Moving to the other side of Alberta, the Edmonton Oilers should finally be out of contention for the first overall pick. There’s been a decisiveness about the way in which new GM Peter Chiarelli has worked and getting to start by selecting Connor McDavid certainly helps! Relying on Cam Talbot as a starting goaltender is a little bit of a gamble, but an educated gamble, while Andrej Sekera and Erik Gryba add size, strength and reach to the defense and penalty kill. Todd McLellan is a proven head coach in the NHL and we’re convinced that the Oilers are returning to the postseason.
Los Angeles Kings
The LA Kings barely missed the playoffs last season, but it was still a disappointment for a team that had won two cups in the previous three seasons. Of course, they barely made it into the postseason in both of those campaigns, there’s a fine line between success and failure. They’ve still got lots of size, they added Milan Lucic to that department, he’s set to line up alongside Marian Gaborik and Anze Kopitar, which could be an elite combination.

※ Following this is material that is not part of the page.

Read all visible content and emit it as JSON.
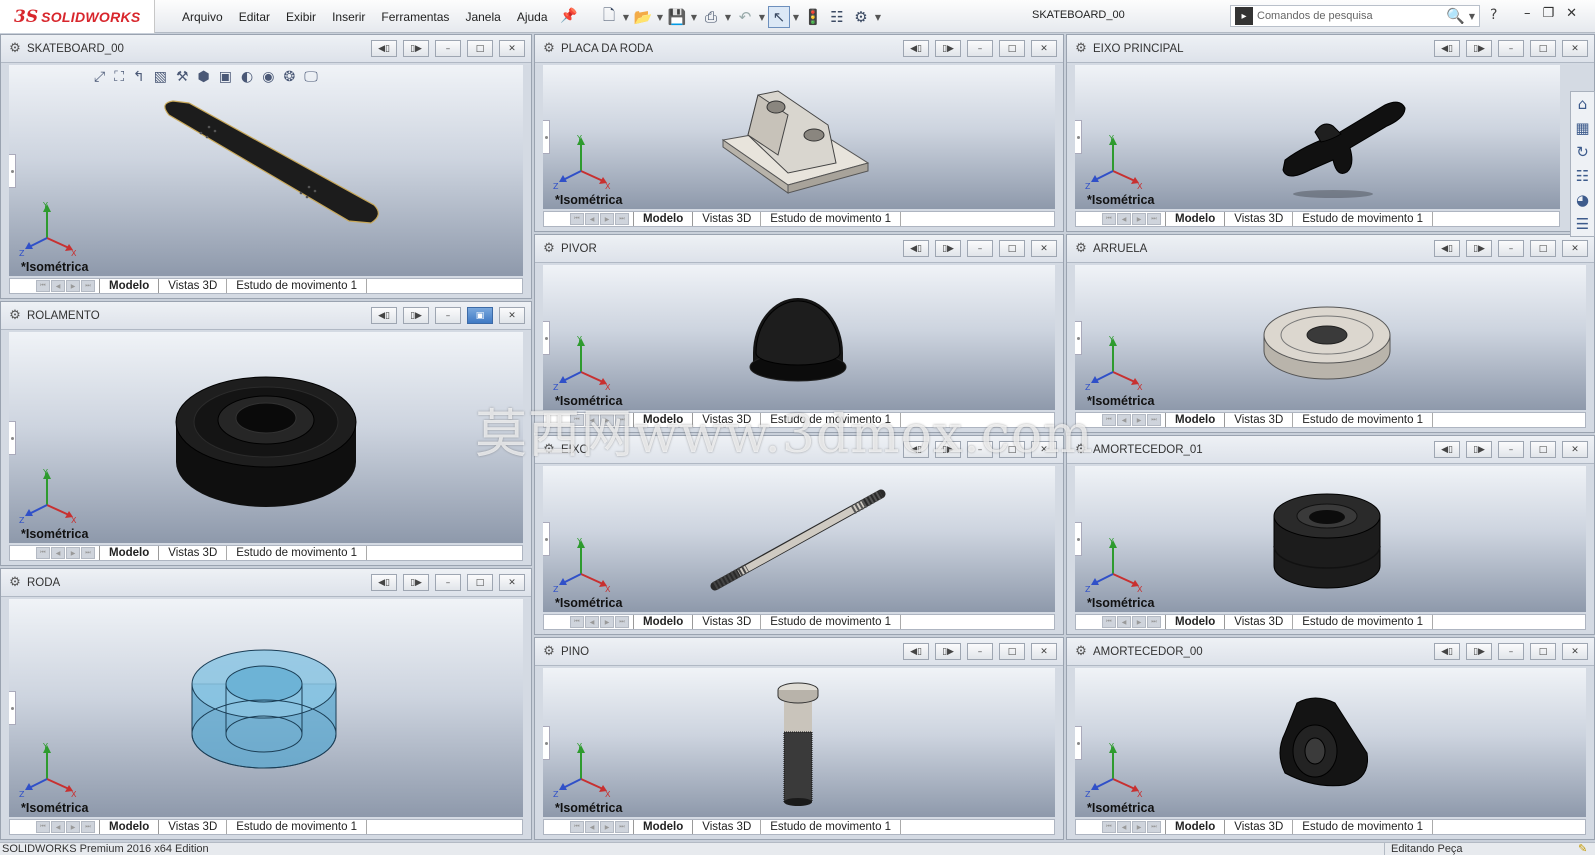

Christian Ehrhoff should thrive in this defense as a second pairing guy, while Jhonas Enroth might be good enough to keep Jonathan Quick a little more rested early on in the season. The Kings might have a better team than both of the times they won the Cup, which should be a worry for their Pacific division foe.
San Jose Sharks
Once again, a lot happened without much changing for the San Jose Sharks. Peter De Boer takes over the reigns as head coach and is charged with returning San Jose to the postseason after they missed out for the first time since 2002-03. Still, it’s a very similar roster led in principle by Joe Thornton, Patrick Marleau, Joe Pavelski and Logan Couture. Meanwhile, Paul Martin joins the blue-line and he’s likely to fill Dan Boyle’s shoes to some extent. GM Doug Wilson paid heavily for goaltender Martin Jones, believing him to be San Jose’s goaltender of the future, that’s a big gamble on a player who has 34 career starts. The Sharks probably return to the playoffs by virtue of their better players doing better, but we don’t see a serious Cup contender here.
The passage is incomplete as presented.